Morning Thanks

Garrison Keillor once said we'd all be better off if we all started the day by giving thanks for just one thing. I'll try.

Sunday, January 03, 2021

Reading Mother Teresa--Treasure House



“Then the King will say to those on his right, ‘Come, you who are blessed by my Father; take your inheritance, the kingdom prepared for you since the creation of the world.’” Matthew 25:34.

In Calcutta in the late 1940s, men and women and children were dying on the streets. Notice I said, “on” the streets, not “in” the streets. In some places and at some times, dying “in the streets” conjures images of insurrection, confrontation, and riotous civil strife. I meant to say what I did: in Calcutta, mid-century, men and women and children were dying on the streets – literally, on the streets.

They were human beings – men, women, and children – who were simply considered gone, those for whom the limited medical facilities had no room. They were dying, hopelessly alone, on the streets, corpses left at the side of the road.

Perhaps we should consider Mother Teresa and her Missionaries of Charity the very first hospice nurses in India, maybe even Asia, maybe even the world. What she couldn’t help but see before her daily was not only death, but death without hope. Calcutta’s city government gave her a place for the dying, a place she called “Nirmal Hriday,” or “pure heart,” in celebration of “the blessed virgin”; and Nirmal Hriday soon became a hospice center, a place that offered the dying poor at least a bit of what we call today “death with dignity.”

Fifty years earlier, on the Navajo Reservation in the American southwest, Protestant missionaries from my own church found themselves besieged by death and dying. Traditionally, the Navajo people held the belief that the bodies of the dead were haunted by the evil spirits of death itself. Sometimes, if a death occurred in a hogan, the place would be burned. Navajos, traditionally, weren’t so much afraid of death as they were horrified by it.

So they would bring their dead and dying to traders and missionaries, Anglos who would, graciously, dispose of those haunted bodies. Today the cemetery behind what was once the Rehoboth mission complex is still laden with unmarked graves of thosefrom dead and dying once long ago delivered to the mission hospital.

I don’t doubt that taking up the burden of dealing frequently with the dead and dying, almost as if it were a service to the Navajo people, could be wearing and difficult, even expensive. But the missionaries did it. They took the role of peace-givers; and the case can be made, I believe, that had they not, they would never have secured the favor of the people they came to serve over the length andof breadth of the sprawling Navajo reservation

That blessed service – like Mother Teresa’s – may well have met with only limited success in “conversions,” in bringing the lost souls home to the Lord.

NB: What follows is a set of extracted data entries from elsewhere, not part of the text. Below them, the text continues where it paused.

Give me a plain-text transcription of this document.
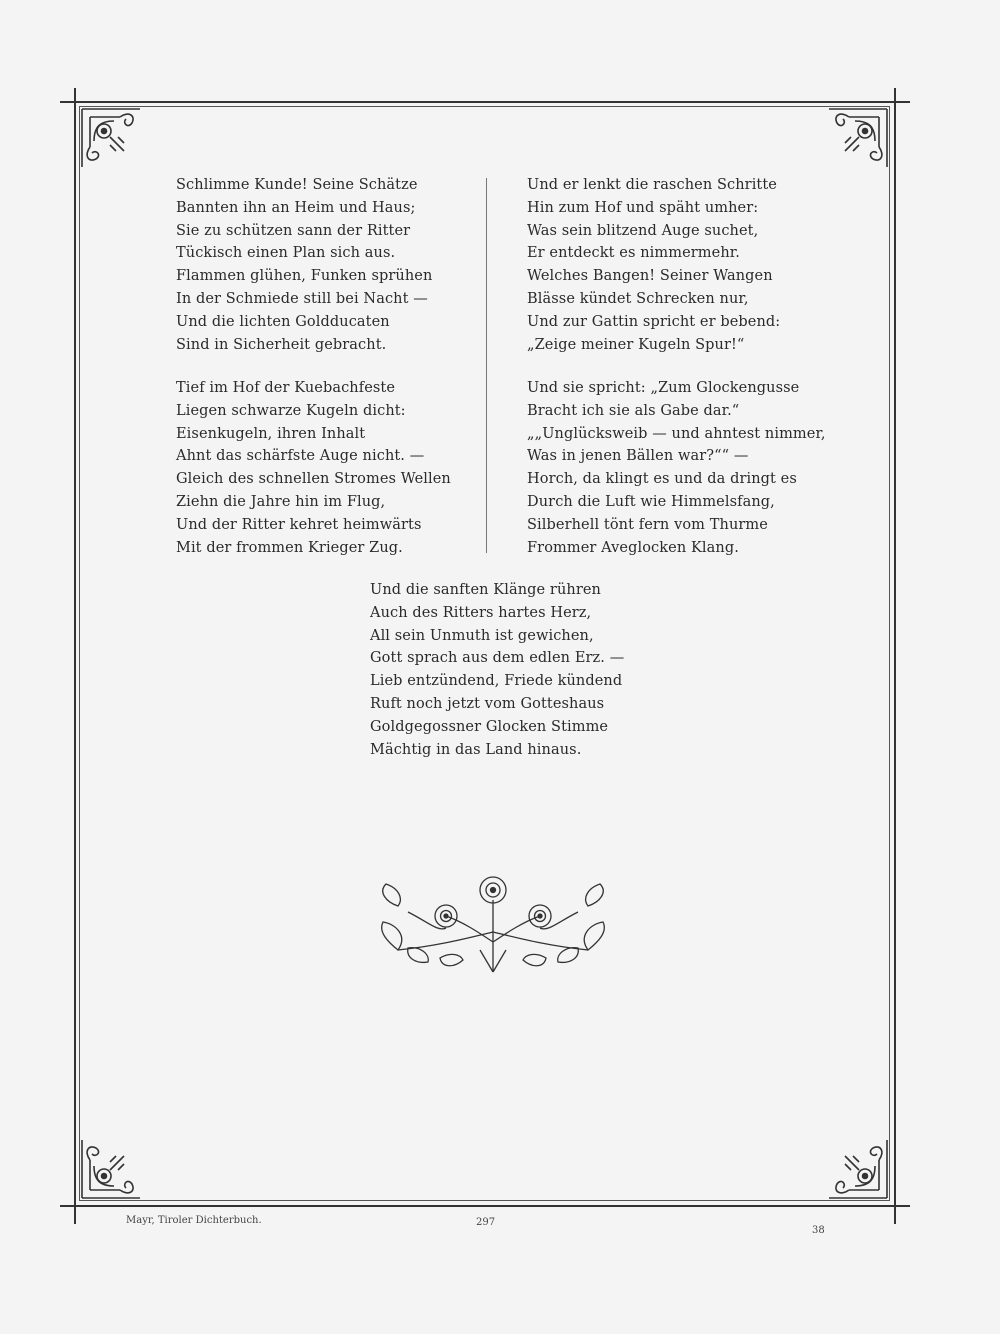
Schlimme Kunde! Seine Schätze
Bannten ihn an Heim und Haus;
Sie zu schützen sann der Ritter
Tückisch einen Plan sich aus.
Flammen glühen, Funken sprühen
In der Schmiede still bei Nacht —
Und die lichten Goldducaten
Sind in Sicherheit gebracht.
Tief im Hof der Kuebachfeste
Liegen schwarze Kugeln dicht:
Eisenkugeln, ihren Inhalt
Ahnt das schärfste Auge nicht. —
Gleich des schnellen Stromes Wellen
Ziehn die Jahre hin im Flug,
Und der Ritter kehret heimwärts
Mit der frommen Krieger Zug.
Und er lenkt die raschen Schritte
Hin zum Hof und späht umher:
Was sein blitzend Auge suchet,
Er entdeckt es nimmermehr.
Welches Bangen! Seiner Wangen
Blässe kündet Schrecken nur,
Und zur Gattin spricht er bebend:
„Zeige meiner Kugeln Spur!“
Und sie spricht: „Zum Glockengusse
Bracht ich sie als Gabe dar.“
„„Unglücksweib — und ahntest nimmer,
Was in jenen Bällen war?““ —
Horch, da klingt es und da dringt es
Durch die Luft wie Himmelsfang,
Silberhell tönt fern vom Thurme
Frommer Aveglocken Klang.
Und die sanften Klänge rühren
Auch des Ritters hartes Herz,
All sein Unmuth ist gewichen,
Gott sprach aus dem edlen Erz. —
Lieb entzündend, Friede kündend
Ruft noch jetzt vom Gotteshaus
Goldgegossner Glocken Stimme
Mächtig in das Land hinaus.
Mayr, Tiroler Dichterbuch.	297
38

After all, blessing the dying with comfort may well have less to do with what we call “evangelism,” than with simply giving away love. Nirmal Hriday, like those mission graves, is, or so it seems to me, what Matthew 25 is all about, the gift of love itself: when I was dying, you gave me a pillow.

Here’s the way Brian Kolodiejchuk describes it, in Mother Teresa: Come Be My Light: “[At Nirmal Hriday] she and her sisters would bring the dying off the streets and offer them accommodation, basic medical care and above all, tender love” (145).

Maybe I read Matthew 25 poorly, but it seems to me that what Christ offers us in the little story of sheep and goats, right and left, is nothing more and nothing less than tender love.